In short , Mainly as follows :
- For algorithms / Model development : The programming ability provided by using argots , It can easily and quickly migrate more algorithms and models , And enhanced privacy protection .
- For the bottom Security Co Construction : The underlying password can be / Security research results are embedded in the argot , Improve the capability of dense equipment 、 Performance and safety , Transform actual business applications .
- The argot will also be updated in the subsequent open source version , Gradually light up more modules .
边栏推荐
- node_exporter内存使用率不显示
- Introduction to Resampling
- 爬虫01-爬虫基本原理讲解
- Common time complexity
- Thoroughly understand why network i/o is blocked?

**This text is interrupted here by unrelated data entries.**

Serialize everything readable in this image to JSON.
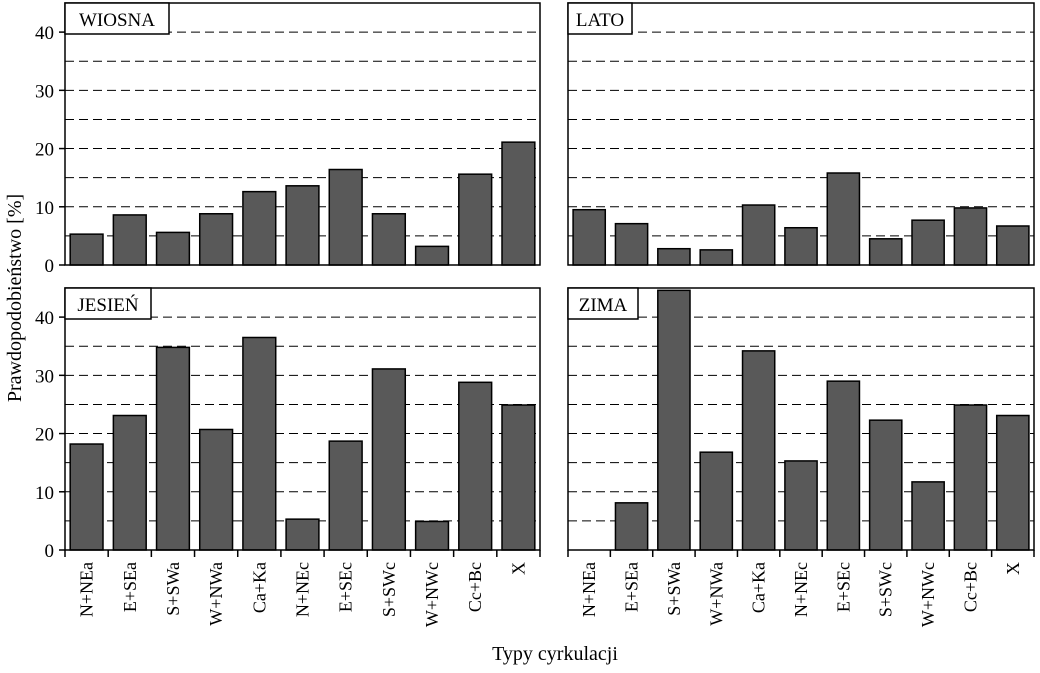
{
  "chart_data": {
    "type": "bar",
    "xlabel": "Typy cyrkulacji",
    "ylabel": "Prawdopodobieństwo [%]",
    "ylim": [
      0,
      45
    ],
    "yticks": [
      0,
      10,
      20,
      30,
      40
    ],
    "grid": "dashed horizontal every 5",
    "categories": [
      "N+NEa",
      "E+SEa",
      "S+SWa",
      "W+NWa",
      "Ca+Ka",
      "N+NEc",
      "E+SEc",
      "S+SWc",
      "W+NWc",
      "Cc+Bc",
      "X"
    ],
    "panels": [
      {
        "title": "WIOSNA",
        "values": [
          5.3,
          8.6,
          5.6,
          8.8,
          12.6,
          13.6,
          16.4,
          8.8,
          3.2,
          15.6,
          21.1
        ]
      },
      {
        "title": "LATO",
        "values": [
          9.5,
          7.1,
          2.8,
          2.6,
          10.3,
          6.4,
          15.8,
          4.5,
          7.7,
          9.8,
          6.7
        ]
      },
      {
        "title": "JESIEŃ",
        "values": [
          18.2,
          23.1,
          34.8,
          20.7,
          36.5,
          5.3,
          18.7,
          31.1,
          4.9,
          28.8,
          24.9
        ]
      },
      {
        "title": "ZIMA",
        "values": [
          0.0,
          8.1,
          44.6,
          16.8,
          34.2,
          15.3,
          29.0,
          22.3,
          11.7,
          24.9,
          23.1
        ]
      }
    ]
  }
}
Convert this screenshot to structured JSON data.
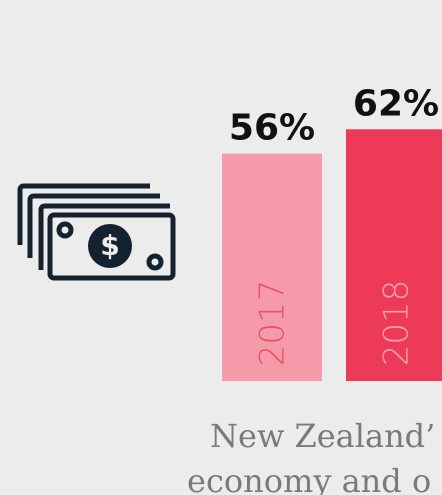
{
  "chart_data": {
    "type": "bar",
    "categories": [
      "2017",
      "2018"
    ],
    "values": [
      56,
      62
    ],
    "value_labels": [
      "56%",
      "62%"
    ],
    "colors": [
      "#f49aa9",
      "#ec3a58"
    ],
    "caption": [
      "New Zealand’",
      "economy and o"
    ]
  }
}
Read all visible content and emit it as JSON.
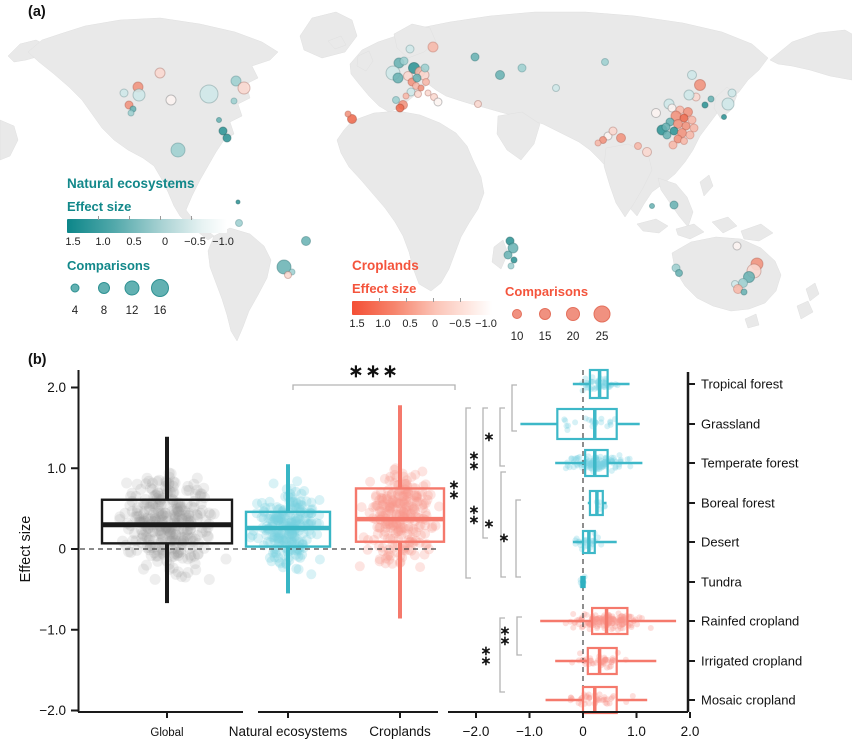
{
  "panel_a": {
    "label": "(a)",
    "legend_natural": {
      "title": "Natural ecosystems",
      "effect_title": "Effect size",
      "scale_labels": [
        "1.5",
        "1.0",
        "0.5",
        "0",
        "−0.5",
        "−1.0"
      ],
      "comparisons_title": "Comparisons",
      "comparison_labels": [
        "4",
        "8",
        "12",
        "16"
      ],
      "accent_color": "#12888a",
      "circle_fill": "#62b1b2",
      "circle_stroke": "#2f9192"
    },
    "legend_cropland": {
      "title": "Croplands",
      "effect_title": "Effect size",
      "scale_labels": [
        "1.5",
        "1.0",
        "0.5",
        "0",
        "−0.5",
        "−1.0"
      ],
      "comparisons_title": "Comparisons",
      "comparison_labels": [
        "10",
        "15",
        "20",
        "25"
      ],
      "accent_color": "#f4543c",
      "circle_fill": "#f09180",
      "circle_stroke": "#e4705c"
    },
    "map": {
      "land_color": "#e9e9e9",
      "palette": {
        "n0": [
          "#2f9596",
          "rgba(30,95,97,0.55)"
        ],
        "n1": [
          "#6ab3b4",
          "rgba(40,110,112,0.5)"
        ],
        "n2": [
          "#9fd0d1",
          "rgba(70,130,132,0.45)"
        ],
        "n3": [
          "#cfe8e9",
          "rgba(110,145,147,0.5)"
        ],
        "c0": [
          "#ee6a4e",
          "rgba(160,70,50,0.55)"
        ],
        "c1": [
          "#f2937e",
          "rgba(175,85,68,0.5)"
        ],
        "c2": [
          "#f7b9aa",
          "rgba(185,100,85,0.45)"
        ],
        "c3": [
          "#fbd9d0",
          "rgba(170,110,100,0.5)"
        ],
        "c4": [
          "#fdf4f1",
          "rgba(140,140,142,0.6)"
        ]
      },
      "dots": [
        [
          160,
          73,
          5,
          "c3"
        ],
        [
          138,
          87,
          5,
          "c1"
        ],
        [
          124,
          93,
          4,
          "n3"
        ],
        [
          139,
          95,
          6,
          "n3"
        ],
        [
          171,
          100,
          5,
          "c4"
        ],
        [
          209,
          94,
          9,
          "n3"
        ],
        [
          236,
          81,
          5,
          "n2"
        ],
        [
          244,
          88,
          6,
          "c3"
        ],
        [
          234,
          101,
          3,
          "n2"
        ],
        [
          129,
          105,
          4,
          "c1"
        ],
        [
          133,
          109,
          3,
          "n1"
        ],
        [
          131,
          113,
          3,
          "n2"
        ],
        [
          219,
          120,
          2.5,
          "n1"
        ],
        [
          223,
          131,
          4,
          "n0"
        ],
        [
          227,
          138,
          4,
          "n0"
        ],
        [
          178,
          150,
          7,
          "n2"
        ],
        [
          238,
          202,
          2,
          "n0"
        ],
        [
          239,
          223,
          3.5,
          "n2"
        ],
        [
          306,
          241,
          4.5,
          "n1"
        ],
        [
          284,
          267,
          7,
          "n1"
        ],
        [
          292,
          272,
          3,
          "n2"
        ],
        [
          288,
          275,
          3.5,
          "c3"
        ],
        [
          433,
          47,
          5,
          "c2"
        ],
        [
          410,
          49,
          4,
          "n3"
        ],
        [
          399,
          63,
          5,
          "n1"
        ],
        [
          404,
          61,
          4,
          "n2"
        ],
        [
          414,
          68,
          5.5,
          "n0"
        ],
        [
          393,
          73,
          7,
          "n3"
        ],
        [
          398,
          78,
          5,
          "n1"
        ],
        [
          420,
          72,
          5,
          "c2"
        ],
        [
          424,
          75,
          5,
          "c3"
        ],
        [
          425,
          68,
          4,
          "n2"
        ],
        [
          408,
          76,
          4.5,
          "c3"
        ],
        [
          412,
          82,
          4,
          "c1"
        ],
        [
          416,
          86,
          3.5,
          "c2"
        ],
        [
          421,
          88,
          3,
          "c1"
        ],
        [
          411,
          92,
          4,
          "n3"
        ],
        [
          418,
          94,
          3.5,
          "c3"
        ],
        [
          428,
          93,
          3,
          "c3"
        ],
        [
          434,
          97,
          3.5,
          "c3"
        ],
        [
          438,
          102,
          4,
          "c4"
        ],
        [
          403,
          105,
          4.5,
          "c1"
        ],
        [
          400,
          108,
          4,
          "c0"
        ],
        [
          396,
          100,
          3.5,
          "n2"
        ],
        [
          406,
          96,
          3,
          "c2"
        ],
        [
          417,
          78,
          4,
          "n1"
        ],
        [
          426,
          82,
          3.5,
          "c2"
        ],
        [
          475,
          57,
          4,
          "n1"
        ],
        [
          500,
          75,
          4.5,
          "n1"
        ],
        [
          522,
          68,
          4,
          "n2"
        ],
        [
          556,
          88,
          3.5,
          "n3"
        ],
        [
          605,
          62,
          3.5,
          "n2"
        ],
        [
          478,
          104,
          3.5,
          "c3"
        ],
        [
          352,
          119,
          4.5,
          "c0"
        ],
        [
          348,
          114,
          3,
          "c1"
        ],
        [
          510,
          241,
          4,
          "n0"
        ],
        [
          513,
          248,
          5,
          "n1"
        ],
        [
          508,
          255,
          4,
          "n1"
        ],
        [
          514,
          260,
          3,
          "n0"
        ],
        [
          511,
          266,
          3,
          "n2"
        ],
        [
          608,
          136,
          4,
          "c4"
        ],
        [
          621,
          138,
          4.5,
          "c1"
        ],
        [
          603,
          140,
          3.5,
          "c1"
        ],
        [
          613,
          131,
          4,
          "c3"
        ],
        [
          598,
          143,
          3,
          "c2"
        ],
        [
          647,
          152,
          4.5,
          "c3"
        ],
        [
          638,
          146,
          3.5,
          "c2"
        ],
        [
          692,
          75,
          4.5,
          "n3"
        ],
        [
          700,
          85,
          5.5,
          "c1"
        ],
        [
          696,
          97,
          4,
          "c3"
        ],
        [
          689,
          95,
          5,
          "n3"
        ],
        [
          705,
          105,
          3,
          "n0"
        ],
        [
          669,
          104,
          5,
          "n3"
        ],
        [
          656,
          113,
          4.5,
          "c4"
        ],
        [
          662,
          130,
          5,
          "n0"
        ],
        [
          667,
          135,
          4,
          "n1"
        ],
        [
          672,
          108,
          4,
          "c4"
        ],
        [
          680,
          110,
          4,
          "c2"
        ],
        [
          688,
          112,
          4.5,
          "c1"
        ],
        [
          676,
          116,
          5,
          "c1"
        ],
        [
          684,
          118,
          4,
          "c0"
        ],
        [
          692,
          120,
          4,
          "c2"
        ],
        [
          670,
          122,
          4,
          "n1"
        ],
        [
          678,
          124,
          4.5,
          "c1"
        ],
        [
          686,
          126,
          4,
          "c1"
        ],
        [
          694,
          128,
          4,
          "c2"
        ],
        [
          674,
          131,
          4,
          "n0"
        ],
        [
          682,
          133,
          4.5,
          "c1"
        ],
        [
          690,
          135,
          4,
          "c2"
        ],
        [
          678,
          139,
          4,
          "c1"
        ],
        [
          666,
          127,
          4,
          "n1"
        ],
        [
          684,
          141,
          3.5,
          "c2"
        ],
        [
          673,
          145,
          4,
          "c2"
        ],
        [
          728,
          104,
          6,
          "n3"
        ],
        [
          724,
          117,
          2.5,
          "n0"
        ],
        [
          732,
          93,
          4,
          "n3"
        ],
        [
          711,
          99,
          3,
          "n1"
        ],
        [
          674,
          205,
          4,
          "n1"
        ],
        [
          652,
          206,
          2.5,
          "n1"
        ],
        [
          737,
          246,
          4,
          "c4"
        ],
        [
          757,
          264,
          6,
          "c1"
        ],
        [
          754,
          271,
          7,
          "c3"
        ],
        [
          749,
          277,
          5.5,
          "n1"
        ],
        [
          743,
          283,
          4.5,
          "n2"
        ],
        [
          735,
          284,
          3.5,
          "n3"
        ],
        [
          738,
          289,
          4.5,
          "c2"
        ],
        [
          744,
          292,
          3,
          "n1"
        ],
        [
          676,
          268,
          4,
          "n2"
        ],
        [
          679,
          273,
          3.5,
          "n1"
        ]
      ]
    }
  },
  "panel_b": {
    "label": "(b)"
  },
  "chart_data": {
    "type": "boxplot",
    "ylabel": "Effect size",
    "left": {
      "ylim": [
        -2.05,
        2.25
      ],
      "yticks": [
        2,
        1,
        0,
        -1,
        -2
      ],
      "ytick_labels": [
        "2.0",
        "1.0",
        "0",
        "−1.0",
        "−2.0"
      ],
      "zero_line": true,
      "groups": [
        {
          "label": "Global",
          "color": "#1a1a1a",
          "jitter_color": "rgba(150,150,150,0.16)",
          "cx": 167,
          "hw": 65,
          "label_size": 11.5,
          "stats": {
            "low": -0.67,
            "q1": 0.07,
            "med": 0.3,
            "q3": 0.61,
            "high": 1.39
          },
          "jitter": {
            "n": 320,
            "mean": 0.3,
            "sd": 0.55,
            "xspread": 62,
            "r": 5.5
          }
        },
        {
          "label": "Natural ecosystems",
          "color": "#38b6c5",
          "jitter_color": "rgba(120,210,224,0.28)",
          "cx": 288,
          "hw": 42,
          "label_size": 13.5,
          "stats": {
            "low": -0.55,
            "q1": 0.03,
            "med": 0.26,
            "q3": 0.46,
            "high": 1.05
          },
          "jitter": {
            "n": 230,
            "mean": 0.27,
            "sd": 0.42,
            "xspread": 44,
            "r": 5
          }
        },
        {
          "label": "Croplands",
          "color": "#f5796c",
          "jitter_color": "rgba(249,150,140,0.26)",
          "cx": 400,
          "hw": 44,
          "label_size": 13.5,
          "stats": {
            "low": -0.86,
            "q1": 0.09,
            "med": 0.37,
            "q3": 0.75,
            "high": 1.78
          },
          "jitter": {
            "n": 250,
            "mean": 0.37,
            "sd": 0.52,
            "xspread": 46,
            "r": 5
          }
        }
      ],
      "significance": {
        "label_stars": 3,
        "x1": 293,
        "x2": 455,
        "y": 385,
        "lx": 374,
        "ly": 377
      }
    },
    "right": {
      "xlim": [
        -2.5,
        2.0
      ],
      "xticks": [
        -2,
        -1,
        0,
        1,
        2
      ],
      "xtick_labels": [
        "−2.0",
        "−1.0",
        "0",
        "1.0",
        "2.0"
      ],
      "zero_line": true,
      "rows": [
        {
          "label": "Tropical forest",
          "color": "#3db8c8",
          "y": 384,
          "hh": 14,
          "stats": [
            -0.19,
            0.13,
            0.31,
            0.46,
            0.87
          ],
          "jitter": {
            "n": 45,
            "mean": 0.3,
            "sd": 0.3
          }
        },
        {
          "label": "Grassland",
          "color": "#3db8c8",
          "y": 424,
          "hh": 15,
          "stats": [
            -1.17,
            -0.48,
            0.22,
            0.63,
            1.06
          ],
          "jitter": {
            "n": 22,
            "mean": 0.1,
            "sd": 0.6
          }
        },
        {
          "label": "Temperate forest",
          "color": "#3db8c8",
          "y": 463,
          "hh": 13,
          "stats": [
            -0.52,
            0.04,
            0.22,
            0.46,
            1.11
          ],
          "jitter": {
            "n": 130,
            "mean": 0.25,
            "sd": 0.45
          }
        },
        {
          "label": "Boreal forest",
          "color": "#3db8c8",
          "y": 503,
          "hh": 12,
          "stats": [
            0.09,
            0.13,
            0.26,
            0.37,
            0.44
          ],
          "jitter": {
            "n": 6,
            "mean": 0.25,
            "sd": 0.12
          }
        },
        {
          "label": "Desert",
          "color": "#3db8c8",
          "y": 542,
          "hh": 11,
          "stats": [
            -0.19,
            0.0,
            0.11,
            0.22,
            0.63
          ],
          "jitter": {
            "n": 25,
            "mean": 0.12,
            "sd": 0.3
          }
        },
        {
          "label": "Tundra",
          "color": "#2fb0c0",
          "y": 582,
          "hh": 5,
          "solid": true,
          "stats": [
            -0.05,
            -0.03,
            0.0,
            0.03,
            0.05
          ],
          "jitter": {
            "n": 5,
            "mean": 0.0,
            "sd": 0.05
          }
        },
        {
          "label": "Rainfed cropland",
          "color": "#f5796c",
          "y": 621,
          "hh": 13,
          "stats": [
            -0.8,
            0.17,
            0.44,
            0.83,
            1.74
          ],
          "jitter": {
            "n": 160,
            "mean": 0.45,
            "sd": 0.55
          }
        },
        {
          "label": "Irrigated cropland",
          "color": "#f5796c",
          "y": 661,
          "hh": 13,
          "stats": [
            -0.52,
            0.09,
            0.31,
            0.63,
            1.37
          ],
          "jitter": {
            "n": 45,
            "mean": 0.3,
            "sd": 0.45
          }
        },
        {
          "label": "Mosaic cropland",
          "color": "#f5796c",
          "y": 700,
          "hh": 13,
          "stats": [
            -0.7,
            0.0,
            0.22,
            0.63,
            1.2
          ],
          "jitter": {
            "n": 40,
            "mean": 0.25,
            "sd": 0.5
          }
        }
      ],
      "brackets": [
        [
          512,
          385,
          431
        ],
        [
          500,
          408,
          466
        ],
        [
          483,
          408,
          538
        ],
        [
          466,
          408,
          578
        ],
        [
          501,
          472,
          577
        ],
        [
          516,
          500,
          577
        ],
        [
          517,
          617,
          655
        ],
        [
          500,
          618,
          692
        ]
      ],
      "stars": [
        [
          489,
          437,
          1
        ],
        [
          474,
          461,
          2
        ],
        [
          454,
          490,
          2
        ],
        [
          474,
          515,
          2
        ],
        [
          489,
          524,
          1
        ],
        [
          504,
          538,
          1
        ],
        [
          505,
          636,
          2
        ],
        [
          486,
          656,
          2
        ]
      ]
    }
  }
}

- LeetCode 6109. Number of people who know the secret
- Exemple Quelle est la relation entre le taux d'échantillonnage, l'échantillon et la durée?
- buuctf-pwn write-ups (9)
- 生词生词生词生词[2]
- The 11th China cloud computing standards and Applications Conference | cloud computing national standards and white paper series release, and Huayun data fully participated in the preparation
猜你喜欢
SAP 特征 特性 说明
Isprs2022/ cloud detection: cloud detection with boundary nets
彻底理解为什么网络 I/O 会被阻塞?
How to write good code defensive programming
深入底层C源码讲透Redis核心设计原理
About Estimation with Cross-Validation
《2022中国信创生态市场研究及选型评估报告》发布 华云数据入选信创IT基础设施主流厂商!
《ClickHouse原理解析与应用实践》读书笔记(5)
Whether to take a duplicate subset with duplicate elements [how to take a subset? How to remove duplicates?]
Reptile 01 basic principles of reptile
随机推荐
【在優麒麟上使用Electron開發桌面應】
IDEA配置npm启动
Let more young people from Hong Kong and Macao know about Nansha's characteristic cultural and creative products! "Nansha kylin" officially appeared
ClickHouse(03)ClickHouse怎么安装和部署
Electron installation problems
How to obtain the coordinates of the aircraft passing through both ends of the radar
ConvMAE(2022-05)
The 11th China cloud computing standards and Applications Conference | cloud computing national standards and white paper series release, and Huayun data fully participated in the preparation
Personal understanding of convolutional neural network
The 10th global Cloud Computing Conference | Huayun data won the "special contribution award for the 10th anniversary of 2013-2022"
JDBC reads a large amount of data, resulting in memory overflow
技术分享 | 接口测试价值与体系
Insufficient picture data? I made a free image enhancement software
Find in MySQL_ in_ Detailed explanation of set() function usage
AI金榜题名时,MLPerf榜单的份量究竟有多重?
AI Open2022|基于异质信息网络的推荐系统综述:概念,方法,应用与资源
7-2 keep the linked list in order
node_ Exporter memory usage is not displayed
【Autosar 十四 启动流程详解】
Is it safe for golden sun to open an account? Can I open an account free of 5 in case?